Friday, March 30, 2007

Running In the Family

After the god-like feat of completing Atlas Shrugged, I've opted for something a little lighter for my next read, both physically and philosophically speaking.

Michael Ondaatje's Running In the Family was thrust into my hands by a friend while we ransacked the racks at a charity book sale. "Have you read this?" she mumbled, half of her attention focused on me, the other half focused on scanning the rest of the titles in the shelf she was currently perusing. "You probably have, 'cause it's good."

I hadn't read it, and I never turn down a recommended book! Since I liked In the Skin of a Lion, and The Collected Works of Billy the Kid is on my must-read list, I figured that spending $2 on another of Ondaatje's books would be a sensible investment.

So far, it's paying off! This book is arranged as a memoir, with bits of story, poetry, photographs intermingling to paint an autobiographical tale where truth takes a backseat to beauty. I'm really enjoying it so far. I suppose I should attempt to articulate why: I think it has something to do with how Ondaatje represents history as memory--a not-to-scale map of stories that have been told and retold enough times that they become the significant elements of a family history. I like the idea that history lies in incidents; that incidents can have more impact than big-picture themes...

Atlas Shrugged

This book was recommended to me by a Kindergarten teacher! I suppose I should clarify that she doesn't read this sort of literature to her students; it might be a little bit over their heads.

Anyway, Ayn Rand's Atlas Shrugged is a major commitment, weighing it at 1069 pages in squint-sized print. The basic premise of the book is examining what would happen if the powerhouses of the world went on strike and refused to carry along the leeches and mooches any further. It plays out as a bit of a mystery novel, so, aside from spots where Rand's own philosophy (Objectivism) takes over and weighs things down, the plot moves along pretty quickly.

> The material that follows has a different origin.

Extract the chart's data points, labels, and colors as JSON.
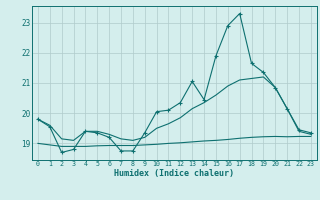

Some quotes-for-thought from the book:

p. 447 para 2:
"He was seeing the enormity of the smallness of the enemy who was destroying the world. ... If this is what has beaten us, he thought, the guilt is ours."

p. 461 para 4
"People with pleading eyes and desperate faces crowded into tens where evangelists cried in triumphant gloating that man was unable to cope with nature, that his science was a fraud, that his mind was a failure, that he was reaping punishment for the sin of pride, for the confidence in his own intellect--and that only faith in the power of mystic secrets could protect him from the fissure of a rail or from the blowout of the last tire on his last truck. Love was the key to the mystic secrets, they cried, love and selfless sacrifice to the needs of others."

I think that the portion in the last 1/10th of the book, where John Galt takes over the airwaves and preaches his philosophies for three hours, would make an interesting book club chat. But I'm not sure I would want to impose reading this entire book on somebody just to discuss that part....

Anyway, my biggest issue with Rand's theory--that nobody does anything completely honestly unless it also has a selfish motivation--is a bit off the mark. I also think her idea that nobody in society should benefit from a "free ride" off the others is a bit drastic. In Rand's world, children, the disabled, etc. are not factored in to the equation.....

Sunday, March 11, 2007

Till We Have Faces: A Myth Retold

Till We Have Faces: A Myth Retold by C.S. Lewis.

"When the time comes to you at which you will be forced at last to utter the speech which has lain at the center of your soul for years, which you have, all that time, idiot-like, been saying over and over, you'll not talk about joy of words. I saw well why the gods do not speak to us openly, nor let us answer. Till that word can be dug out of us, why should they hear the babble that we think we mean? How can they meet us face to face till we have faces?"
(Part 2, Chapter 4, Paragraph 1)

Friday, March 02, 2007

The Secret Life of Bees

The Secret Life of Bees by Sue Monk Kidd is my friend Lynne's favourite book. That--and its intriguing title--is what prompted me to read it!

With parallels to Jane Eyre and Huckleberry Finn, I was really impressed by the beauty and message of this book. I also learned as much about bees from reading it, as I did about spiders from reading Charlotte's Web!